Luis XVI sabe que la palabra y los discursos parecen expandirse como antes se expandieron las sucesiones nobiliarias, los tronos papales y los reinos absolutos que ocuparon sus familias con naturalidad. Acaso entiende mientras lee, que la ilustración ha encendido las ideas de la revolución, mientras él es acusado de vivir absorto en una realidad aparente que busca con indolencia una débil reforma administrativa. La desigualdad social, un tema que el monarca conoce mientras recorre la historia en los libros, ha terminado por crear derrumbes y descontentos que acepta como cada vez mas profundos, pero la intolerancia a su reinado, una conducta que se vuelve tan dura como el acero de la guillotina que lo espera, es producto de la época: la diversidad de opiniones y la literatura que lo acusa.

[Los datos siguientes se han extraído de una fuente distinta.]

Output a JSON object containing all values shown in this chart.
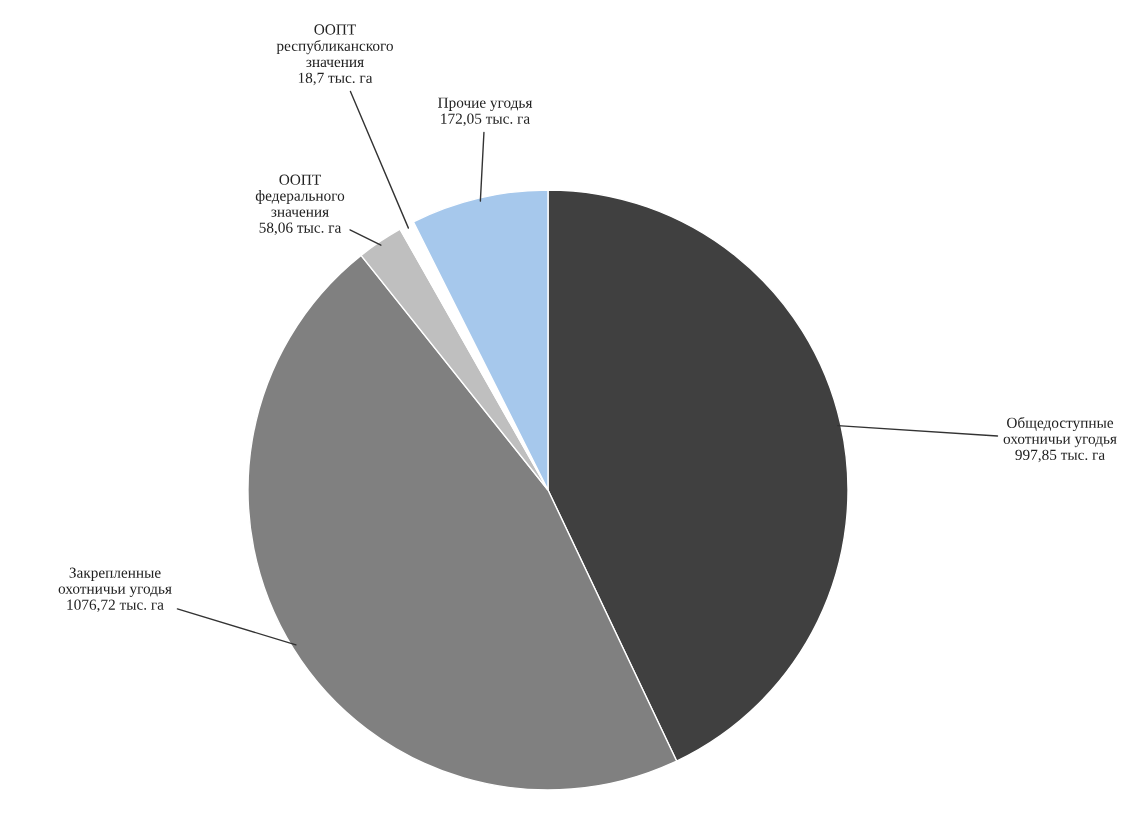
{
  "chart_data": {
    "type": "pie",
    "categories": [
      "Общедоступные\nохотничьи угодья",
      "Закрепленные\nохотничьи угодья",
      "ООПТ\nфедерального\nзначения",
      "ООПТ\nреспубликанского\nзначения",
      "Прочие угодья"
    ],
    "values": [
      997.85,
      1076.72,
      58.06,
      18.7,
      172.05
    ],
    "value_labels": [
      "997,85 тыс. га",
      "1076,72 тыс. га",
      "58,06 тыс. га",
      "18,7 тыс. га",
      "172,05 тыс. га"
    ],
    "colors": [
      "#404040",
      "#808080",
      "#bfbfbf",
      "#ffffff",
      "#a6c8ec"
    ]
  }
}
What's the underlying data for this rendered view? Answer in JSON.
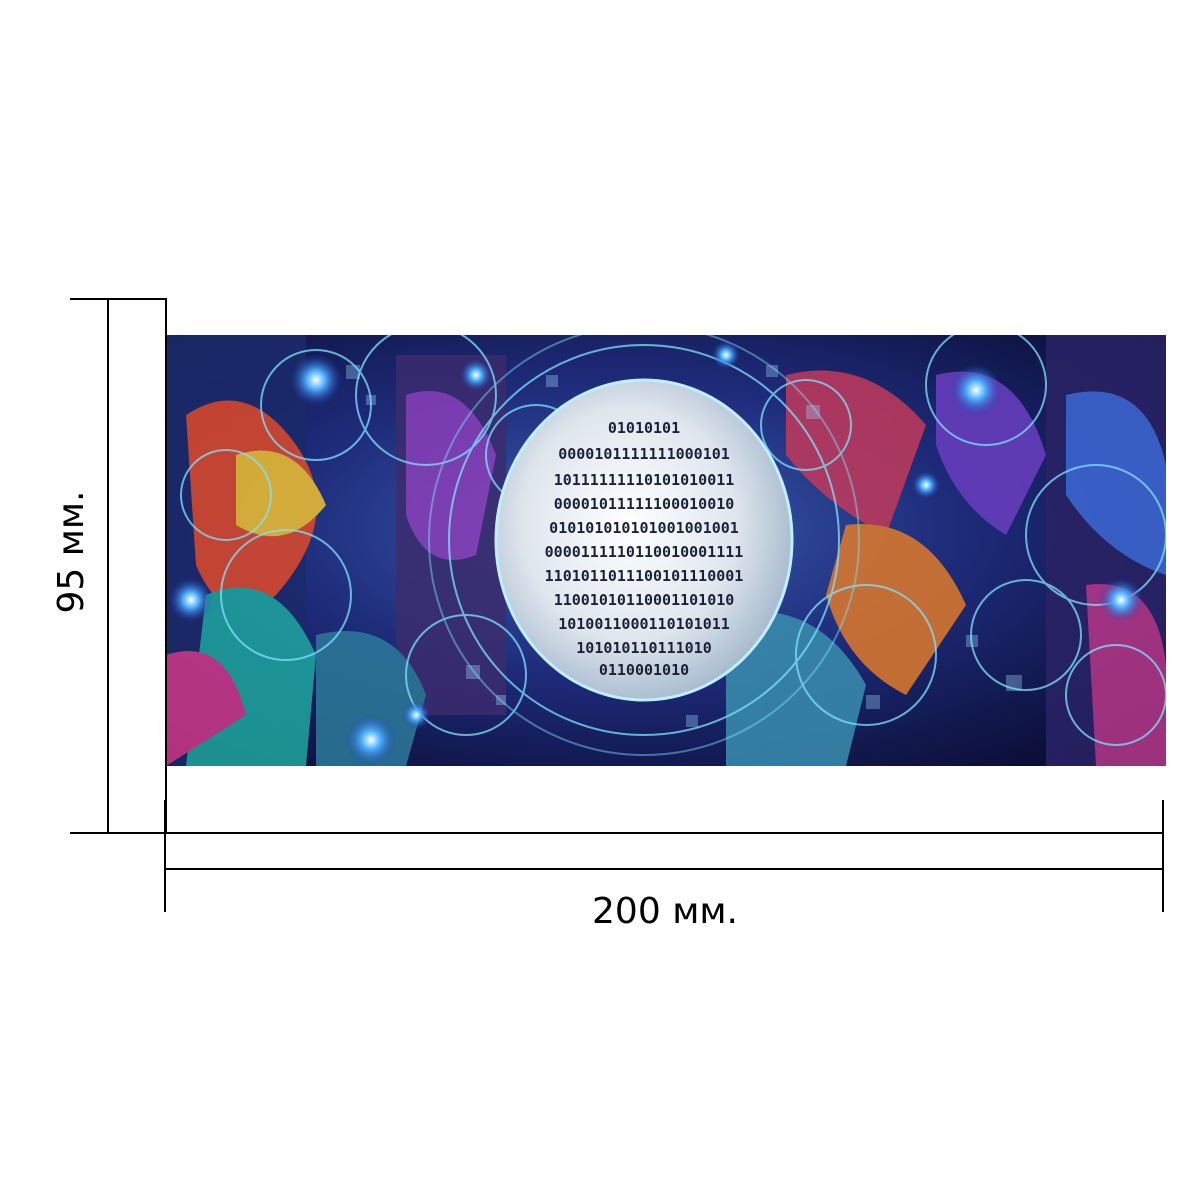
{
  "dimensions": {
    "width_label": "200 мм.",
    "height_label": "95 мм."
  },
  "artwork": {
    "subject": "graffiti-alley-binary-sphere",
    "binary_rows": [
      "01010101",
      "0000101111111000101",
      "10111111110101010011",
      "00001011111100010010",
      "010101010101001001001",
      "0000111110110010001111",
      "1101011011100101110001",
      "11001010110001101010",
      "1010011000110101011",
      "101010110111010",
      "0110001010"
    ],
    "colors": {
      "background": "#0d1140",
      "glow": "#7fe3ff",
      "sphere": "#e8eef5"
    }
  }
}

Jamás sabrá que su pequeño delfín muere en 1795, abandonado en una habitación del Temple y enfermo de gripe, una pena desproporcionada para un aristócrata. Luis XVI es ejecutado a las 10 de la mañana del 21 de enero de 1793. Dos verdugos lo arrodillan sobre la plancha de la guillotina. Uno le corta el pelo para despejar el cuello. Otro recibe el propio pañuelo real. Amarrado en el cepo de medialunas, los tambores tapan su discurso. No carga ningún libro y esa distracción le permite a sus verdugos atar sus manos a la espalda, vendar sus ojos al pueblo y descargar la cuchilla limpia que cae silbando sobre su cabeza.